Lois Combs Weinberg, the daughter of former Kentucky Governor Bert T. Combs, talks about growing up in Prestonsburg, Lexington, and Frankfort, Kentucky. While a second-semester senior at Randolph Macon Women's College in Virginia, she was interviewed by Gibbs Kinderman, who was a recruiter for the Appalachian Volunteers (AV) organization. Weinberg states that what interested her in the organization was her own personal commitment to being of service to people, and atmosphere of the times.
Weinberg describes her activities teaching school as an AV on Paynes Creek during the summer of 1965. She and another AV, Judy Martin, lived with a mountain family in a home with no running water. To avoid being treated differently Weinberg would not tell people who her father was. She states that her involvement in community work caused some awkwardness with her father and his friends.

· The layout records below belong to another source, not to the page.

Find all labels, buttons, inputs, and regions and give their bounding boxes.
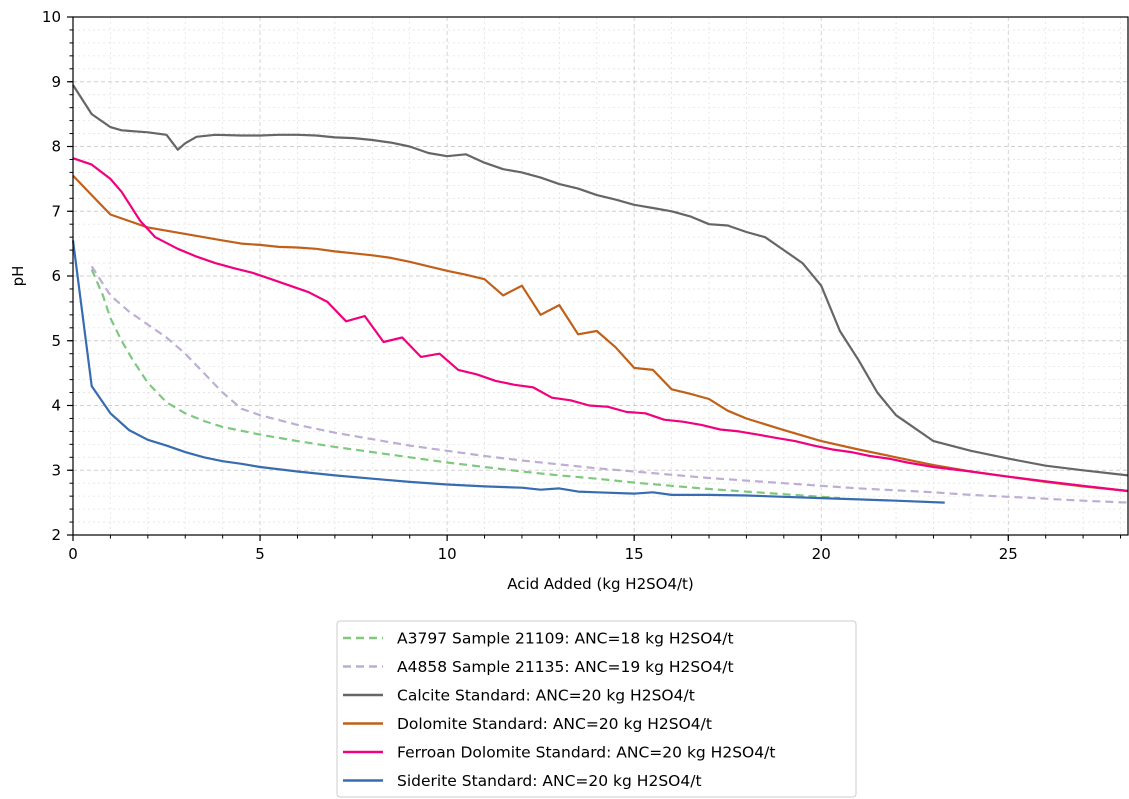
axes-layer: 0 5 10 15 20 25 2 3 4 5 6 7 8 9 10 — [42, 8, 1129, 563]
y-tick-label: 7 — [51, 202, 61, 220]
series-line-2 — [90, 265, 1129, 504]
legend-box — [336, 620, 857, 798]
y-tick-label: 4 — [51, 397, 61, 415]
series-line-6 — [71, 240, 945, 504]
x-tick-label: 5 — [255, 545, 265, 563]
y-tick-label: 5 — [51, 332, 61, 350]
y-tick-label: 9 — [51, 73, 61, 91]
x-tick-label: 20 — [812, 545, 831, 563]
series-line-4 — [72, 174, 1129, 493]
x-tick-label: 15 — [625, 545, 644, 563]
legend-label-6: Siderite Standard: ANC=20 kg H2SO4/t — [397, 772, 702, 790]
series-line-3 — [72, 84, 1129, 477]
legend-label-3: Calcite Standard: ANC=20 kg H2SO4/t — [397, 687, 695, 705]
series-layer — [71, 84, 1129, 504]
legend-label-1: A3797 Sample 21109: ANC=18 kg H2SO4/t — [397, 630, 734, 648]
y-tick-label: 3 — [51, 461, 61, 479]
y-tick-label: 2 — [51, 526, 61, 544]
series-line-5 — [72, 157, 1129, 493]
legend: A3797 Sample 21109: ANC=18 kg H2SO4/t A48… — [336, 620, 857, 798]
x-tick-label: 25 — [999, 545, 1018, 563]
grid-layer — [72, 16, 1128, 536]
x-tick-label: 0 — [68, 545, 78, 563]
legend-label-4: Dolomite Standard: ANC=20 kg H2SO4/t — [397, 715, 712, 733]
y-tick-label: 8 — [51, 138, 61, 156]
series-line-1 — [90, 269, 840, 500]
legend-label-2: A4858 Sample 21135: ANC=19 kg H2SO4/t — [397, 658, 734, 676]
x-tick-label: 10 — [438, 545, 457, 563]
legend-label-5: Ferroan Dolomite Standard: ANC=20 kg H2S… — [397, 744, 775, 762]
y-axis-label: pH — [9, 266, 27, 287]
x-axis-label: Acid Added (kg H2SO4/t) — [507, 575, 694, 593]
y-tick-label: 10 — [42, 8, 61, 26]
y-tick-label: 6 — [51, 267, 61, 285]
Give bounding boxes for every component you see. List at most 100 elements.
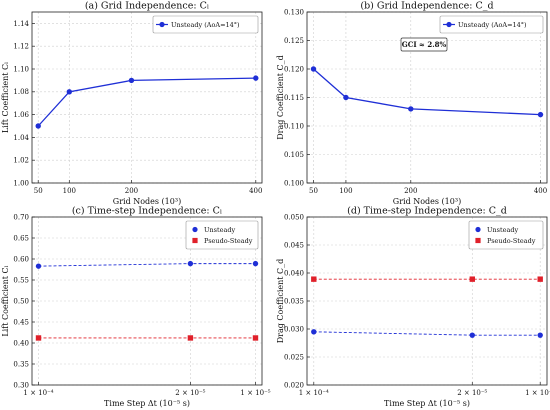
data-point (187, 335, 194, 341)
data-point (311, 276, 317, 282)
x-axis-label: Time Step Δt (10⁻⁵ s) (384, 399, 470, 408)
legend-frame (152, 15, 259, 34)
data-point (35, 123, 41, 129)
y-tick-label: 0.110 (284, 122, 304, 130)
annotation-box (400, 37, 448, 52)
legend-marker (159, 21, 165, 28)
data-point (252, 260, 259, 267)
y-axis-label: Lift Coefficient Cₗ (1, 62, 10, 133)
x-tick-label: 100 (63, 187, 76, 195)
panel-a: 1.00 1.02 1.04 1.06 1.08 1.10 1.12 1.14 50 100 200… (1, 1, 262, 207)
data-point (537, 276, 543, 282)
legend-label: Pseudo-Steady (204, 237, 253, 245)
legend: Unsteady (AoA=14°) (152, 15, 259, 34)
x-axis-label: Time Step Δt (10⁻⁵ s) (104, 399, 190, 408)
y-tick-label: 0.125 (284, 37, 304, 45)
legend-label: Unsteady (AoA=14°) (171, 21, 240, 29)
y-tick-label: 0.040 (284, 269, 304, 277)
y-tick-label: 0.35 (13, 360, 29, 368)
panel-title: (a) Grid Independence: Cₗ (85, 1, 209, 12)
x-tick-label: 50 (309, 187, 318, 195)
x-tick-label: 100 (339, 187, 352, 195)
y-tick-label: 0.050 (284, 213, 304, 221)
data-point (469, 276, 475, 282)
annotation-text: GCI ≈ 2.8% (402, 40, 447, 49)
series-line-0 (37, 77, 256, 127)
y-tick-label: 0.025 (284, 353, 304, 361)
y-tick-label: 1.00 (13, 179, 29, 187)
legend-marker (475, 237, 481, 244)
legend-label: Unsteady (204, 226, 235, 234)
y-tick-label: 0.045 (284, 241, 304, 249)
panel-d: 0.020 0.025 0.030 0.035 0.040 0.045 0.050 1 × 1… (276, 206, 550, 409)
legend: Unsteady (AoA=14°) (439, 15, 544, 34)
data-point (253, 75, 259, 81)
data-point (343, 94, 349, 101)
y-axis-label: Drag Coefficient C_d (276, 55, 285, 140)
y-tick-label: 1.02 (13, 157, 29, 165)
y-tick-label: 0.020 (284, 381, 304, 389)
legend-label: Unsteady (487, 226, 518, 234)
y-tick-label: 0.65 (13, 234, 29, 242)
x-tick-label: 200 (404, 187, 417, 195)
x-tick-label: 2 × 10⁻⁵ (457, 389, 487, 397)
legend: Unsteady Pseudo-Steady (468, 220, 544, 250)
y-tick-label: 0.130 (284, 8, 304, 16)
legend-frame (468, 220, 544, 250)
series-line-0 (313, 68, 541, 116)
y-tick-label: 1.10 (13, 65, 29, 73)
legend-frame (185, 220, 259, 250)
series-line-0 (313, 331, 541, 336)
panel-title: (c) Time-step Independence: Cₗ (72, 206, 222, 217)
panel-title: (d) Time-step Independence: C_d (347, 206, 507, 217)
x-tick-label: 50 (34, 187, 43, 195)
data-point (252, 335, 259, 341)
data-point (408, 106, 414, 112)
y-tick-label: 0.50 (13, 297, 29, 305)
x-axis-label: Grid Nodes (10³) (113, 197, 181, 206)
data-point (310, 66, 317, 72)
legend-frame (439, 15, 544, 34)
plot-area-frame (31, 11, 263, 184)
series-line-0 (38, 263, 256, 267)
x-tick-label: 400 (249, 187, 262, 195)
panel-title: (b) Grid Independence: C_d (360, 1, 493, 12)
y-tick-label: 1.08 (13, 88, 29, 96)
y-tick-label: 1.12 (13, 43, 29, 51)
y-tick-label: 0.45 (13, 318, 29, 326)
legend-marker (192, 237, 198, 244)
legend-label: Pseudo-Steady (487, 237, 536, 245)
panel-c: 0.30 0.35 0.40 0.45 0.50 0.55 0.60 0.65 0.70 1 × … (1, 206, 271, 409)
y-tick-label: 0.115 (284, 94, 304, 102)
data-point (66, 89, 72, 95)
y-tick-label: 0.120 (284, 65, 304, 73)
legend-marker (475, 226, 481, 233)
x-axis-label: Grid Nodes (10³) (393, 197, 461, 206)
x-tick-label: 400 (534, 187, 547, 195)
legend-marker (446, 21, 452, 28)
y-tick-label: 0.100 (284, 179, 304, 187)
y-tick-label: 0.030 (284, 325, 304, 333)
y-tick-label: 0.55 (13, 276, 29, 284)
panel-b: 0.100 0.105 0.110 0.115 0.120 0.125 0.130 50 100… (276, 1, 548, 206)
x-tick-label: 1 × 10⁻⁴ (299, 389, 329, 397)
y-axis-label: Drag Coefficient C_d (276, 259, 285, 344)
y-tick-label: 1.14 (13, 20, 29, 28)
y-axis-label: Lift Coefficient Cₗ (1, 265, 10, 336)
data-point (469, 332, 475, 338)
data-point (128, 77, 135, 84)
data-point (35, 263, 42, 269)
y-tick-label: 0.40 (13, 339, 29, 347)
y-tick-label: 0.105 (284, 151, 304, 159)
y-tick-label: 1.06 (13, 111, 29, 119)
x-tick-label: 1 × 10⁻⁵ (240, 389, 270, 397)
x-tick-label: 200 (125, 187, 138, 195)
data-point (537, 111, 544, 118)
x-tick-label: 2 × 10⁻⁵ (175, 389, 205, 397)
y-tick-label: 0.30 (13, 381, 29, 389)
y-tick-label: 0.70 (13, 213, 29, 221)
y-tick-label: 1.04 (13, 134, 29, 142)
y-tick-label: 0.60 (13, 255, 29, 263)
x-tick-label: 1 × 10⁻⁴ (23, 389, 53, 397)
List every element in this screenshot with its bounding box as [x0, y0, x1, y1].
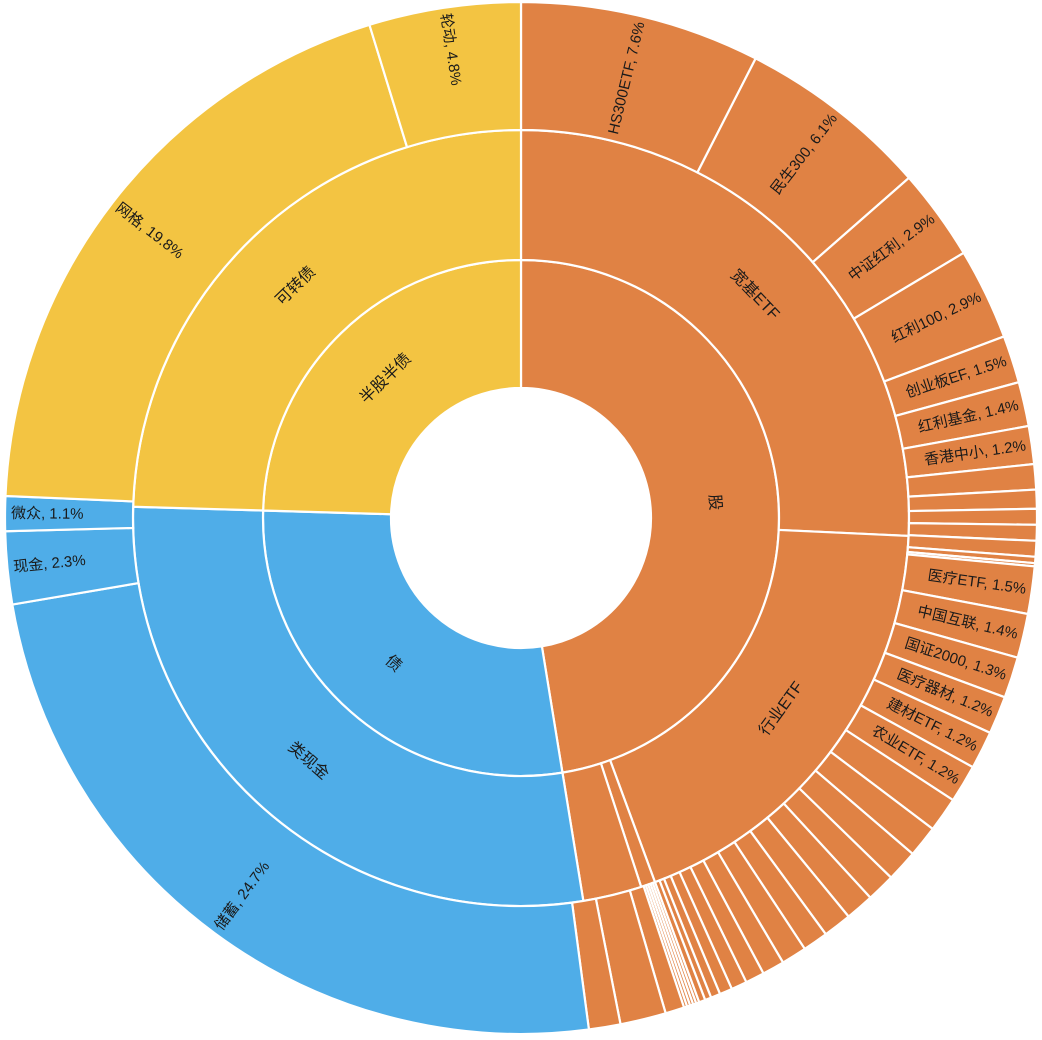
category-label: 股 [705, 494, 724, 511]
outer-ring-segment [368, 0, 523, 149]
leaf-label: 现金, 2.3% [13, 552, 87, 576]
leaf-label: 微众, 1.1% [11, 505, 84, 523]
outer-ring-segment [11, 581, 591, 1036]
outer-ring [3, 0, 1039, 1036]
middle-ring [131, 128, 911, 908]
inner-ring [261, 258, 781, 778]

At the end of the summer, Weinberg moved to Washington, D.C. where she worked as an evaluator for the Office of Economic Opportunity. She states that she did not like the city or her job, but she believes it gave her a better perspective on how removed the administrators in Washington were to the people they were supposed to help. The next summer she went back to Paynes Creek, and in 1967 Weinberg was hired to administer a Community Action Program (CAP) in Lynchburg, West Virginia, a primarily African-American, urban community. She believes her greatest contribution in this position was helping to forge a bridge between the black community and the white power structure of the county. Weinberg also discusses her community involvement since her marriage. She provides her opinions regarding the ineffectiveness of the CAP program, male-female relationships within the Appalachian Volunteers, images of Appalachia resulting from the War on Poverty, and the tensions that existed between the local population and the "outsiders."